常在戦場であることと、『葉隠』のあの一文について | 佐藤 政則「不易流行 -日本再生に向けて-」

佐藤 政則「不易流行 -日本再生に向けて-」

変わらぬ理念の実現を目指し、しくみを修正する。
実態に合わなくなった諸制度を見直し、日本国を良くすることを目指す、政治ブログです。

 『えっ、友党?」と、思わず、口に出してしまいそうになったのを、ぐっと、こらえたことがあります。前回の衆議院議員選挙(平成24年12月16日実施)の際、自民党神奈川県連の決起大会が、横浜の山下公園の近くであり、僕も出席したのですが、そのときの出来事です。

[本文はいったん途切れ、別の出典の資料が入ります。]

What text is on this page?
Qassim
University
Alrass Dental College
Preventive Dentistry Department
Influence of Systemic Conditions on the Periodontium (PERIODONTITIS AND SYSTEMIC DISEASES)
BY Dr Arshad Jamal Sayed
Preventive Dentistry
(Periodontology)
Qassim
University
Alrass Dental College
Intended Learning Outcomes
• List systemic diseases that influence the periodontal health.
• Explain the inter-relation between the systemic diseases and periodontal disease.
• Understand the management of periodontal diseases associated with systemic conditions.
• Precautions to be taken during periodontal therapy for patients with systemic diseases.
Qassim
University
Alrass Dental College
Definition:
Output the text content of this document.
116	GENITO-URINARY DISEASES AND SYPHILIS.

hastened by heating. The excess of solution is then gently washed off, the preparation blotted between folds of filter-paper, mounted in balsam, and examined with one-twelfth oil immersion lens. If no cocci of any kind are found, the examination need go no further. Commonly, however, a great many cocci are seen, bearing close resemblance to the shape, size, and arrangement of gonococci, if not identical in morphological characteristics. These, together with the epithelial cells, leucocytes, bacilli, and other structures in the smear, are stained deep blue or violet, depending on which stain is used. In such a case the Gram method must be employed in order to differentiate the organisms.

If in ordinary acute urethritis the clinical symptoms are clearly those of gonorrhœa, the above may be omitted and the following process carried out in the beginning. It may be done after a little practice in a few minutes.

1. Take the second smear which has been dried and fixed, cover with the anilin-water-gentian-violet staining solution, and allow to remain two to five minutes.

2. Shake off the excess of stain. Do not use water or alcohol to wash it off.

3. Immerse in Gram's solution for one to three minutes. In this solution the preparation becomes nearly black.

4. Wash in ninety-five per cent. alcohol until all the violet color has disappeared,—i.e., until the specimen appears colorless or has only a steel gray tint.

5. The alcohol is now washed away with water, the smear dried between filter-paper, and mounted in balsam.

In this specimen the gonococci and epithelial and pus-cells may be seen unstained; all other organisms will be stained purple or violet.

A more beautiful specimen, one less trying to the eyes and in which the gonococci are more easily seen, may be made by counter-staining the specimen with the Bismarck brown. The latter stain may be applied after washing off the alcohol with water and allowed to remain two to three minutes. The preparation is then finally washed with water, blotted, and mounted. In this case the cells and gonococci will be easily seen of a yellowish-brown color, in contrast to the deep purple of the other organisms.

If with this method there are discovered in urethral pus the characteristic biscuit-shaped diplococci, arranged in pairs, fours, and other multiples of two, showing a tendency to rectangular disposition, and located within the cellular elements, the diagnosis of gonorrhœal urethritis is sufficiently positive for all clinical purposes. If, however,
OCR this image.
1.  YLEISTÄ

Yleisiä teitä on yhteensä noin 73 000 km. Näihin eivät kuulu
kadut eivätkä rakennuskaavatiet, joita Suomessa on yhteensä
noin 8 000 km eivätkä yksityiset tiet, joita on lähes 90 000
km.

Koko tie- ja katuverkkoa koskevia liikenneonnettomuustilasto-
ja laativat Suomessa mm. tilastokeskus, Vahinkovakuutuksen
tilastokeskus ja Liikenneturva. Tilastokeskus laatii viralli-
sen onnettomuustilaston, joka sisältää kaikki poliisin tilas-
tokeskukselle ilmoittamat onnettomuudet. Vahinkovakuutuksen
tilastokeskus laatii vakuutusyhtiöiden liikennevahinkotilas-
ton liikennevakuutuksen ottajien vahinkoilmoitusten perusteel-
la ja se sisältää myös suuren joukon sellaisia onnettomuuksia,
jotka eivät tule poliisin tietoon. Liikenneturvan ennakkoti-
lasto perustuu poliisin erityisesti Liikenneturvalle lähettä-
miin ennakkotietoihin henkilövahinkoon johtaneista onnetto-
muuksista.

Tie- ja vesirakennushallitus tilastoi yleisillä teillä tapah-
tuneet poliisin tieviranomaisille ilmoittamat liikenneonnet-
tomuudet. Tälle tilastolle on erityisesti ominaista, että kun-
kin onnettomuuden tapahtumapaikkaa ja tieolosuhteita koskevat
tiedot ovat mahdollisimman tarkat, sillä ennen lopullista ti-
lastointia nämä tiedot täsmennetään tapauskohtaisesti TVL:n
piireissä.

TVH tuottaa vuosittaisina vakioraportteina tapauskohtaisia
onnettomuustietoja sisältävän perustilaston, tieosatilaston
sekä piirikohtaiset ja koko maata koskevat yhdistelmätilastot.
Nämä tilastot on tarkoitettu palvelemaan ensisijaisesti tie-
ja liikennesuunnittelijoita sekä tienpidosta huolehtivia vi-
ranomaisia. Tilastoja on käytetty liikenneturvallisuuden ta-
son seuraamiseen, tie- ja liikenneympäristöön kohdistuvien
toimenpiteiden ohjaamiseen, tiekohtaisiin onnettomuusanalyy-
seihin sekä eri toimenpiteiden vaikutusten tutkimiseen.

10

 壇上に居並ぶ立候補者の中に、自民党員ではない立候補者がおられ、その人を紹介する際に、司会者は、「友党である○○党の誰それ」というふうに紹介し、その人は、自民党員の立候補者と同じように、満場の拍手で迎えられておりました。

 常在戦場。政治とは、各人の利害が一致せず意見が合わない分野において、大所高所から全体を見て、調整を行うことであり、政党は、常に、旗色を鮮明にすべき組織です。少なくとも、まともな議会制民主主義の国では、政党は、決して、親睦団体でもなければ、仲良しクラブや同好会でもありません
友党という言葉を聞いて、中国共産党や大政翼賛会という言葉を、連想してしまうのは、僕だけでしょうか。

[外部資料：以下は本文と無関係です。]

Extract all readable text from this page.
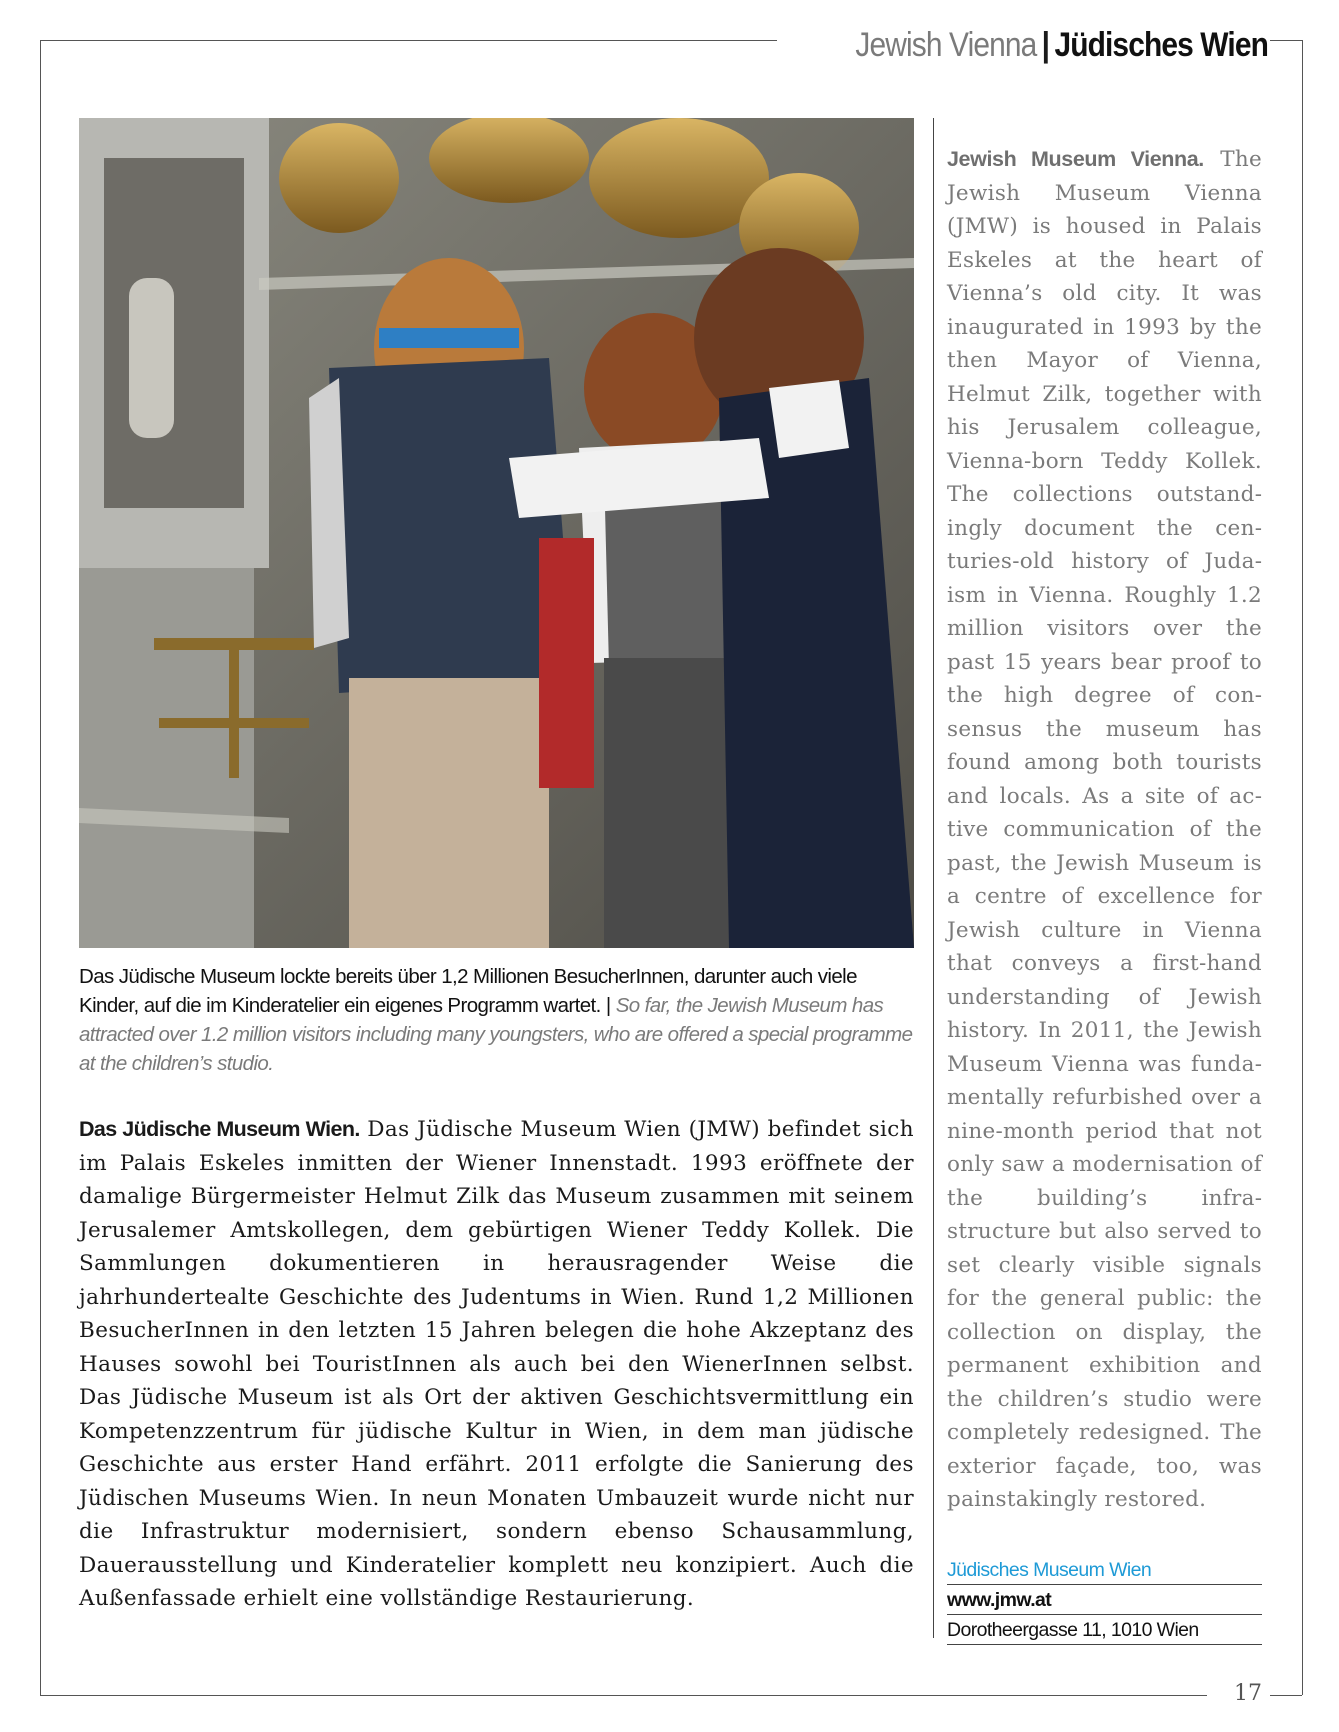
Jewish Vienna | Jüdisches Wien
Das Jüdische Museum lockte bereits über 1,2 Millionen BesucherInnen, darunter auch viele Kinder, auf die im Kinderatelier ein eigenes Programm wartet. | So far, the Jewish Museum has attracted over 1.2 million visitors including many youngsters, who are offered a special programme at the children’s studio.
Das Jüdische Museum Wien. Das Jüdische Museum Wien (JMW) befindet sich im Palais Eskeles inmitten der Wiener Innenstadt. 1993 eröffnete der damalige Bürgermeister Helmut Zilk das Museum zusammen mit seinem Jerusalemer Amtskollegen, dem gebürtigen Wiener Teddy Kollek. Die Sammlungen dokumentieren in herausragender Weise die jahrhundertealte Geschichte des Judentums in Wien. Rund 1,2 Millionen BesucherInnen in den letzten 15 Jahren belegen die hohe Akzeptanz des Hauses sowohl bei TouristInnen als auch bei den WienerInnen selbst. Das Jüdische Museum ist als Ort der aktiven Geschichtsvermittlung ein Kompetenzzentrum für jüdische Kultur in Wien, in dem man jüdische Geschichte aus erster Hand erfährt. 2011 erfolgte die Sanierung des Jüdischen Museums Wien. In neun Monaten Umbauzeit wurde nicht nur die Infrastruktur modernisiert, sondern ebenso Schausammlung, Dauerausstellung und Kinderatelier komplett neu konzipiert. Auch die Außenfassade erhielt eine vollständige Restaurierung.
Jewish Museum Vienna. The Jewish Museum Vienna (JMW) is housed in Palais Eskeles at the heart of Vienna’s old city. It was inaugurated in 1993 by the then Mayor of Vienna, Helmut Zilk, together with his Jerusalem colleague, Vienna-born Teddy Kollek. The collections outstandingly document the centuries-old history of Judaism in Vienna. Roughly 1.2 million visitors over the past 15 years bear proof to the high degree of consensus the museum has found among both tourists and locals. As a site of active communication of the past, the Jewish Museum is a centre of excellence for Jewish culture in Vienna that conveys a first-hand understanding of Jewish history. In 2011, the Jewish Museum Vienna was fundamentally refurbished over a nine-month period that not only saw a modernisation of the building’s infrastructure but also served to set clearly visible signals for the general public: the collection on display, the permanent exhibition and the children’s studio were completely redesigned. The exterior façade, too, was painstakingly restored.
Jüdisches Museum Wien
www.jmw.at
Dorotheergasse 11, 1010 Wien
17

 この国に、上下水道が必要か否か、高速鉄道が必要か否か、発電施設と発電のための燃料が必要か否か。こういったことの総論の部分は、「各人の利害がほぼ一致し、意見が合っている」部分です。何事においても、各論の部分は、たいてい、「各人の利害が一致せず、意見が合わない」部分であり、そういう一触即発の部分こそ、政治が関与する部分です。
武士道と云ふは、死ぬ事と見付けたり(『葉隠』より)。含意が多く、曲解されやすい一文で、僕のような未熟者にとっては、歯が立ちませんが、なんとなく、「常に戦場にいることを、忘れないように」と言われているような気がします。

 誰が為に政治があり、誰が為に生きて死ぬのか。そして、国会議員の本分は、何なのか。くっついたり離れたり、合従連衡ばかりを繰り返すことではないはずだと、僕は思います。